Replacing Broadcom miniPCI with Atheros

Brian Stretch bstretch at mindspring.com
Fri Apr 23 15:27:03 UTC 2004


Yes, but it only works on 32-bit Linux, as this thread explains:

http://sourceforge.net/mailarchive/forum.php?thread_id=4103096&forum_id=36471

I want to run 64-bit Fedora Core on my Athlon 64 notebook. 

Alan Cox pointed me to where the problem lies (thanks Alan!).  Like IBM,
HP has a whitelist of approved wireless miniPCI cards in their BIOS.  Since
the Atheros card is not on the whitelist and Broadcom's rectal-cranial
inversion shows no sign of correcting, 64-bit Linux users are currently SOL. 
I've got one of HP's research techs looking into this but I'm not very
hopeful.  It's too bad, under Windows the wireless range is very impressive
thanks to the two antenna panels integrated behind the screen.  Does
anyone know whether eMachines has a similar whitelist in their Athlon 64
notebooks?  What about ASUS and Acer, etc?  

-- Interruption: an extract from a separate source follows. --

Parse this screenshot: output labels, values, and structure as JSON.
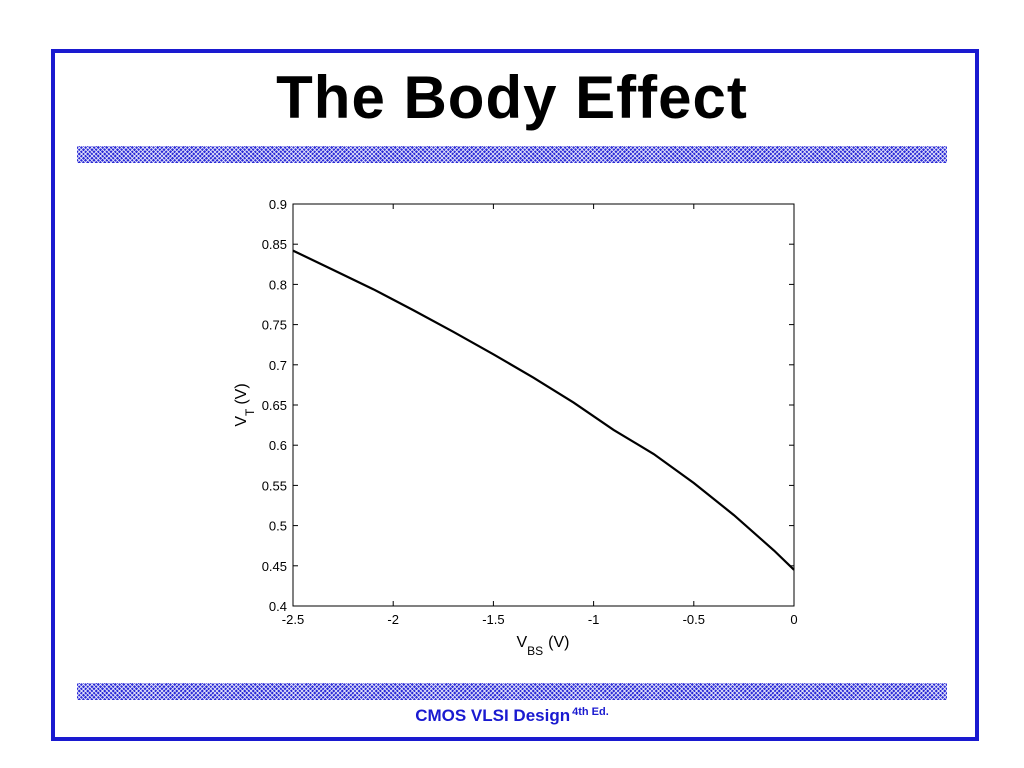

-----Original Message-----
From: Steve Fink <stevef at netvantix.com>
Sent: Apr 23, 2004 10:27 AM
To: Brian Stretch <bstretch at mindspring.com>, 
	For testers of Fedora Core development releases <fedora-test-list at redhat.com>
Subject: Re: Replacing Broadcom miniPCI with Atheros

Brian,

I've got the Broadcom 94306 working in RH 9, FC2T2 and SuSE 9.1 using
NDISWrapper (http://ndiswrapper.sourceforge.net).  It creates a wrapper
and loads the Winblowz native driver for your card.

Works great!

Best,

Steve


On Wed, 2004-04-21 at 10:42, Brian Stretch wrote:
> I have a new HP zv5000z Athlon 64 notebook.  It came with one
> of the hated Linux-hostile Broadcom wireless cards.  I tried swapping
> in an Atheros wireless card, which fits... but the BIOS says:
> 
> "104-Unsupported wireless network device detect"
> 
> and I have to shut down and remove the card to get any futher.  It
> sure looks like HP is deliberately disabling non-HP wireless cards,
> given that explicit message. 
> 
> Yes, I know about the Linuxant wrapper drivers, they only work
> in 32-bit Linux.  I'm running 64-bit Fedora Core Development. 
> 
> Any ideas?  Or am I as SOL as I think I am?  Do all notebooks
> do this?  Does miniPCI just require more BIOS support than
> regular PCI does on desktops? 
> 
> BTW: I have 64-bit Fedora Core Development running on this
> notebook.  FC2 Test 2 didn't work, but I'd expect Test 3 to work
> great.  The zv5000z is very similar ot the Compaq R3000z.